Compounded Inequality: Vaccination Accessibility and Education
COVID-19 vaccination rates are yet another point of concern for structural inequality stemming from the pandemic.
According to the CDC, as of April 13, 2021, 65% of individuals who have received a COVID-19 vaccine were white, 11% are Hispanic, and 9% are black. “There is a consistent pattern across states of Black and Hispanic people receiving smaller shares of vaccinations compared to their share of cases and deaths and compared to their shares of the total population,” the CDC website said.
Distrust of medical services with BIPOC communities is one contributing factor toward the disparity.
“There is a distrust of health systems due to historical barriers established by the health institutions themselves,” Torres said.
In the past, BIPOC individuals have disproportionally suffered from medical malpractice, such as during the blatantly unethical Tuskegee syphilis study or the nonconsensual obstetrics research performed on women in Puerto Rico. Vaccine hesitancy in BIPOC communities is impacted by these historical realities.
Another barrier is lack of communication and education surrounding vaccines. Most educational and promotional materials surrounding the vaccinations are in English, and they are not widely circulated within BIPOC communities. To increase awareness and fight against misinformation about the COVID-19 vaccination, it’s essential for community leaders to work together and promote accurate information.
A final barrier to vaccinations within BIPOC communities, just as with other disparities, is the lack of transportation. Lack of adequate transportation to vaccination facilities prohibits many people from signing up for the vaccination.
“We need to build better systems,” Torres said. “We need better public transportation, we need trains, we need better apartment complexes and other infrastructure.

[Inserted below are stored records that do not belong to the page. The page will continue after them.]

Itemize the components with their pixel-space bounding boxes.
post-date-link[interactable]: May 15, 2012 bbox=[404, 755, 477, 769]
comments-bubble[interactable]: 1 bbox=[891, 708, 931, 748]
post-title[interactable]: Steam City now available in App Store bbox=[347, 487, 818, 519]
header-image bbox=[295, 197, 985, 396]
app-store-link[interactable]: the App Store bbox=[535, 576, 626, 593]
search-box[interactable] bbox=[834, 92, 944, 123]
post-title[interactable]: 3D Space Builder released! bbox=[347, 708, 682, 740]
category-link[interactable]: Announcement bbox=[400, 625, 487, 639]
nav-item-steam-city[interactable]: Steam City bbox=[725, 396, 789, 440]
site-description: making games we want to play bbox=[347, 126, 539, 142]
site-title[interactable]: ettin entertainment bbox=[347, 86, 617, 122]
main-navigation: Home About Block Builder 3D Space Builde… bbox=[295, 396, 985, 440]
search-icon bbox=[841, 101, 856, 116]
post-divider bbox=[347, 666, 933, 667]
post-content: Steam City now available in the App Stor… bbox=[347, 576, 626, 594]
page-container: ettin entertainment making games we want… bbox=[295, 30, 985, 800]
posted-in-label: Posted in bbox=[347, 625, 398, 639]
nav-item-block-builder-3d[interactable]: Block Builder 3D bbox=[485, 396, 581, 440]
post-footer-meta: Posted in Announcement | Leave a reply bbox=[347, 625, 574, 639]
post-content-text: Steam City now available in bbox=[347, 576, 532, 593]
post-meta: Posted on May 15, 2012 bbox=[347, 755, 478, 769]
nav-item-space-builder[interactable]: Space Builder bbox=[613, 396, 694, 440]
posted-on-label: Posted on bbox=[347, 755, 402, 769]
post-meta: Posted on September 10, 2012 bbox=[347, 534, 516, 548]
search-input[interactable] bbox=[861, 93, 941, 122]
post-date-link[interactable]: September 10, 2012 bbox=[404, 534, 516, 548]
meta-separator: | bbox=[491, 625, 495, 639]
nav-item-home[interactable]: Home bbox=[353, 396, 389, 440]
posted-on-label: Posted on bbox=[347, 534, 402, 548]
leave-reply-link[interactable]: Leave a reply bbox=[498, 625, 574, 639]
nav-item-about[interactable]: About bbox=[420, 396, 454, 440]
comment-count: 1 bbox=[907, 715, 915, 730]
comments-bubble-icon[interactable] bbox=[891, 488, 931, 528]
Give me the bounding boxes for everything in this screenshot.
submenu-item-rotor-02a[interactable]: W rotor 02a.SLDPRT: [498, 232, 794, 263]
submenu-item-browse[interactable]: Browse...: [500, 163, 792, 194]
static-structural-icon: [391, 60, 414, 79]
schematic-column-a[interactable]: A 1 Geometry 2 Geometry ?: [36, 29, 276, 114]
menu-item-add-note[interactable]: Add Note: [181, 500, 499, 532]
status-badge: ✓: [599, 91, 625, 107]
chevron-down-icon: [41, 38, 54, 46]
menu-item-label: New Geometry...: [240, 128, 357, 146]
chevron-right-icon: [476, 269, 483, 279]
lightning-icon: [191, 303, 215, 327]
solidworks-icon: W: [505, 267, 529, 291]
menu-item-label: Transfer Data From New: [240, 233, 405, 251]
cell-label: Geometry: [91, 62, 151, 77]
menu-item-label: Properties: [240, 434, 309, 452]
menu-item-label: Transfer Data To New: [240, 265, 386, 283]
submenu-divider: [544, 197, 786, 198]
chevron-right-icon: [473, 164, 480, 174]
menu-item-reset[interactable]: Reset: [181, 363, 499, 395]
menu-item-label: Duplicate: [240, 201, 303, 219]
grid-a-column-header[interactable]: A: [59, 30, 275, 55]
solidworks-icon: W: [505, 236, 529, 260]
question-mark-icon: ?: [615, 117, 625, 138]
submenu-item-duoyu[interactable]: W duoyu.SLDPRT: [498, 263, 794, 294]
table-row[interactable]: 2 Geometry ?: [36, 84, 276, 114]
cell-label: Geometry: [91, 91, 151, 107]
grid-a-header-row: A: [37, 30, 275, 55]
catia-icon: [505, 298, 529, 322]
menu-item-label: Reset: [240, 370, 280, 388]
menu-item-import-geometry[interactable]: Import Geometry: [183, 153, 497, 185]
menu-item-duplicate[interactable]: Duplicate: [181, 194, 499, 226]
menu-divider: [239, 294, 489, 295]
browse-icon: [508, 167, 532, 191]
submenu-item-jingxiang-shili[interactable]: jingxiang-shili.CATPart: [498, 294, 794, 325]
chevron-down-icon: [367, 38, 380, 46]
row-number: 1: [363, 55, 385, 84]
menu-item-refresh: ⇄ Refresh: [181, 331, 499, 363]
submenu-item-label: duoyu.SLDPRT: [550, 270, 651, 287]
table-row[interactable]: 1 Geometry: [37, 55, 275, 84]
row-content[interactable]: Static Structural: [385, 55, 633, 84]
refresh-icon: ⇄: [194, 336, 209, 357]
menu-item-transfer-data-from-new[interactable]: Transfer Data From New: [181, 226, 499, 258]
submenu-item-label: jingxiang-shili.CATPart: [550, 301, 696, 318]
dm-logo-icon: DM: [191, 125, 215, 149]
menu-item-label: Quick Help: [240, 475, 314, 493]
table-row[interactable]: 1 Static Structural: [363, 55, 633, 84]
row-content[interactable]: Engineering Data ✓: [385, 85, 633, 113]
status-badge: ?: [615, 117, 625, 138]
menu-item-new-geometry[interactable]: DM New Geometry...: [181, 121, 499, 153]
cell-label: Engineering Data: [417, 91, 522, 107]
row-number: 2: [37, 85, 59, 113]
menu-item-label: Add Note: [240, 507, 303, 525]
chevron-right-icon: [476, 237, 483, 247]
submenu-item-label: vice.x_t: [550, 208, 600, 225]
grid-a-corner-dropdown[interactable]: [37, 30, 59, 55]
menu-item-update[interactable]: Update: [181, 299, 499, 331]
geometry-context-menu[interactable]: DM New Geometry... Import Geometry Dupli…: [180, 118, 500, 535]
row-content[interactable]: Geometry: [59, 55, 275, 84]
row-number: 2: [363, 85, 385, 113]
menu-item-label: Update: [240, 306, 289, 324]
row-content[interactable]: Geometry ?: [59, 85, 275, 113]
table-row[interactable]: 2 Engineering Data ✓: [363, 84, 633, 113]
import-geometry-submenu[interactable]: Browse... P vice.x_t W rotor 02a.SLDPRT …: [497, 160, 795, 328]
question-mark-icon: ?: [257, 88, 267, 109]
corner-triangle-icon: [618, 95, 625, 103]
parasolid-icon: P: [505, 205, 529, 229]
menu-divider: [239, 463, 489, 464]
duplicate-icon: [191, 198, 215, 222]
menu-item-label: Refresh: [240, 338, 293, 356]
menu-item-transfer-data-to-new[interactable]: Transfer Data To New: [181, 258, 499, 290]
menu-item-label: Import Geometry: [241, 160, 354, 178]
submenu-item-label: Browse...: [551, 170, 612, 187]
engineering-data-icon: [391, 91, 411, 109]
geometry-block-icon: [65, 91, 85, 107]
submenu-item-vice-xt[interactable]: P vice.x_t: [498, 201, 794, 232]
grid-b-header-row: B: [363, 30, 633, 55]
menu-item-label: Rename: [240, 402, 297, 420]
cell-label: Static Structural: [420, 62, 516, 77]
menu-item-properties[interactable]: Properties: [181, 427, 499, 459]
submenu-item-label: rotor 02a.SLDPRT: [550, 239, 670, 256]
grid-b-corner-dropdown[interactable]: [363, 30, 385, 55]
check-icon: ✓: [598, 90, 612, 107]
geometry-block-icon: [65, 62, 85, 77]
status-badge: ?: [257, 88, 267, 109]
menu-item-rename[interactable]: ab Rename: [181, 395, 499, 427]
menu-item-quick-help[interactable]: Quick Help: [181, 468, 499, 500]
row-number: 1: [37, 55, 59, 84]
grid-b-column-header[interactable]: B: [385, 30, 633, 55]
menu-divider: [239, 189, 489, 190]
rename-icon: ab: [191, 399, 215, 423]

These inequalities are only going to decrease when the infrastructure of our society does.”
In order to ensure that everyone in society, especially those who face disrimination, is able to live a full and healthy life, it’s essential to address the structural disparities, especially food security and safe, reliable and accessible infrastructure and transportation.
“We know what these disparities are, Torres said. “Most of the solutions aren’t groundbreaking. But we do need to move beyond conversation and build the social networks to get the infrastructure that’s needed to really solve these problems.”